The trend has not been universal. In the past three years, voters in El Salvador, Uruguay and Ecuador have moved their governments rightward. And in Mexico and Argentina last year, left-of-center parties lost ground in legislative elections, undercutting their presidents.
But on the whole, Evan Ellis, a professor of Latin American studies at the U.S. Army War College, said that in his memory there had never been a Latin America “as dominated by a combination of leftists and anti-U. S. populist leaders.”
“Across the region, leftist governments will be particularly willing to work with the Chinese on government-to-government contracts,” he said, and possibly “with respect to security collaboration as well as technology collaboration.”
Jennifer Pribble, a political science professor at the University of Richmond who studies Latin America, said the brutal toll of the pandemic in the region made leftist initiatives such as cash transfers and universal health care increasingly popular.
“Latin American voters now have a keener sense of what the state can do and of the importance of the state engaging in a redistributive effort and in providing public services,” she said. “That shapes these elections, and clearly the left can speak more directly to that than the right.”
In Colombia, where a presidential election is set for May, Gustavo Petro, a leftist former mayor of Bogotá who once belonged to an urban guerrilla group, has held a consistent lead in polls.
Sergio Guzmán, the director of Colombia Risk Analysis, a consulting firm, said Mr. Petro’s presidential aspirations became viable after most fighters from the FARC, a Marxist guerrilla group, laid down their weapons as part of a peace deal struck in 2016. The conflict long dominated Colombian politics, but no more.
“The issue now is the frustration, the class system, the stratification, the haves and have-nots,” he said.
Just before Christmas, Sonia Sierra, 50, stood outside the small coffee shop she runs in Bogotá’s main urban park. Her earnings had plummeted, she said, first amid the pandemic, and then when a community displaced by violence moved into the park.

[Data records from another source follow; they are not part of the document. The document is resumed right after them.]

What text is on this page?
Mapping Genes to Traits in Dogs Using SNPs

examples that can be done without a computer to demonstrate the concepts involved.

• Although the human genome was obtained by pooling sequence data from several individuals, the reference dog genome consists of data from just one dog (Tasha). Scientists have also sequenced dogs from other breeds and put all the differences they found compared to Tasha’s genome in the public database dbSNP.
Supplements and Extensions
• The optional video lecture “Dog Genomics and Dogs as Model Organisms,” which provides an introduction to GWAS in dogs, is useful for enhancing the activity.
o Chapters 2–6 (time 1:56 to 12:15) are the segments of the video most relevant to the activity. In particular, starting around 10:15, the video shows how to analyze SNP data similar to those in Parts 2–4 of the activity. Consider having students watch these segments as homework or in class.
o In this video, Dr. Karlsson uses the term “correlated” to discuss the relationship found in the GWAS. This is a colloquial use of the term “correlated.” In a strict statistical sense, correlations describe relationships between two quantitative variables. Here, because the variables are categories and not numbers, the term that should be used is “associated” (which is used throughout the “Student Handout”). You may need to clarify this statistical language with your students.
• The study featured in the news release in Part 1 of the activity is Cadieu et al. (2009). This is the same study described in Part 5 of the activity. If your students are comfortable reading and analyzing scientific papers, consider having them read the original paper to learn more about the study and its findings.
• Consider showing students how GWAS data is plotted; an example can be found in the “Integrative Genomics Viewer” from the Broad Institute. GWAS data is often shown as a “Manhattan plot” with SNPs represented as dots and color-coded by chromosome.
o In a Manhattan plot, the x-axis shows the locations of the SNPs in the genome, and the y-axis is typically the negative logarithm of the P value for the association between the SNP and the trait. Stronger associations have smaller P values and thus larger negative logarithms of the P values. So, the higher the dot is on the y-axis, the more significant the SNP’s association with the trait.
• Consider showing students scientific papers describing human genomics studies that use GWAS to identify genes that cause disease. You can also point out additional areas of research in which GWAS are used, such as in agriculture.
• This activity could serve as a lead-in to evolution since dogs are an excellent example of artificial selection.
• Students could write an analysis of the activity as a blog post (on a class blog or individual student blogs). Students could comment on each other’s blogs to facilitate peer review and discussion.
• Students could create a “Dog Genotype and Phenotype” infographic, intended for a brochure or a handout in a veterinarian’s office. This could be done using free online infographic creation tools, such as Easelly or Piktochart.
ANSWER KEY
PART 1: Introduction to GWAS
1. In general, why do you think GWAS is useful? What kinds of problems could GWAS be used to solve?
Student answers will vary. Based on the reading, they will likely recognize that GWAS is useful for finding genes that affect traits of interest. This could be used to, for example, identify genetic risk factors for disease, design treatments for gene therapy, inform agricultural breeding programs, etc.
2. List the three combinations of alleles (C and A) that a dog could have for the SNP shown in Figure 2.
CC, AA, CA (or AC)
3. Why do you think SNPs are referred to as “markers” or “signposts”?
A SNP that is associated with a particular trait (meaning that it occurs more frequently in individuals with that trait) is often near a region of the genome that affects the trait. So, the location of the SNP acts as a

Ms. Sierra said she was deep in debt after her husband was hospitalized with Covid. Finances are so tight, she recently let go her only employee, a young woman from Venezuela who earned just $7.50 a day.
“So much work and nothing to show for it,” Ms. Sierra she said, singing a verse from a song popular at Christmastime in Colombia. “I’m not crying, but yes, it hurts.”
In neighboring Brazil, rising poverty, inflation and a bungled response to the pandemic have made President Jair Bolsonaro, the far-right incumbent, an underdog in the vote set for October.
Former President Luiz Inácio Lula da Silva, a leftist firebrand who governed Brazil from 2003 to 2010, an era of remarkable prosperity, has built a 30 percentage point advantage over Mr. Bolsonaro in a head-to-head matchup, according to a recent poll.
Maurício Pimenta da Silva, 31, an assistant manager at a farming supplies store in the São Lourenço region of Rio de Janeiro state, said that he regretted voting for Mr. Bolsonaro in 2018, and that he intended to support Mr. da Silva.
“I thought Bolsonaro would improve our life in some aspects, but he didn’t,” said Mr. Pimenta, a father of four who is no relation to the former president. “Everything is so expensive in the supermarkets, especially meat,” he added, prompting him to take a second job.
With voters facing so much upheaval, moderate candidates are gaining little traction, lamented Simone Tebet, a center-right senator in Brazil who plans to run for president.
“If you look at Brazil and Latin America, we are living in a relatively frightening cycle of extremes,” she said. “Radicalism and populism have taken over.”
Ernesto Londoño and Flávia Milhorance reported from Rio de Janeiro. Julie Turkewitz reported from Bogotá.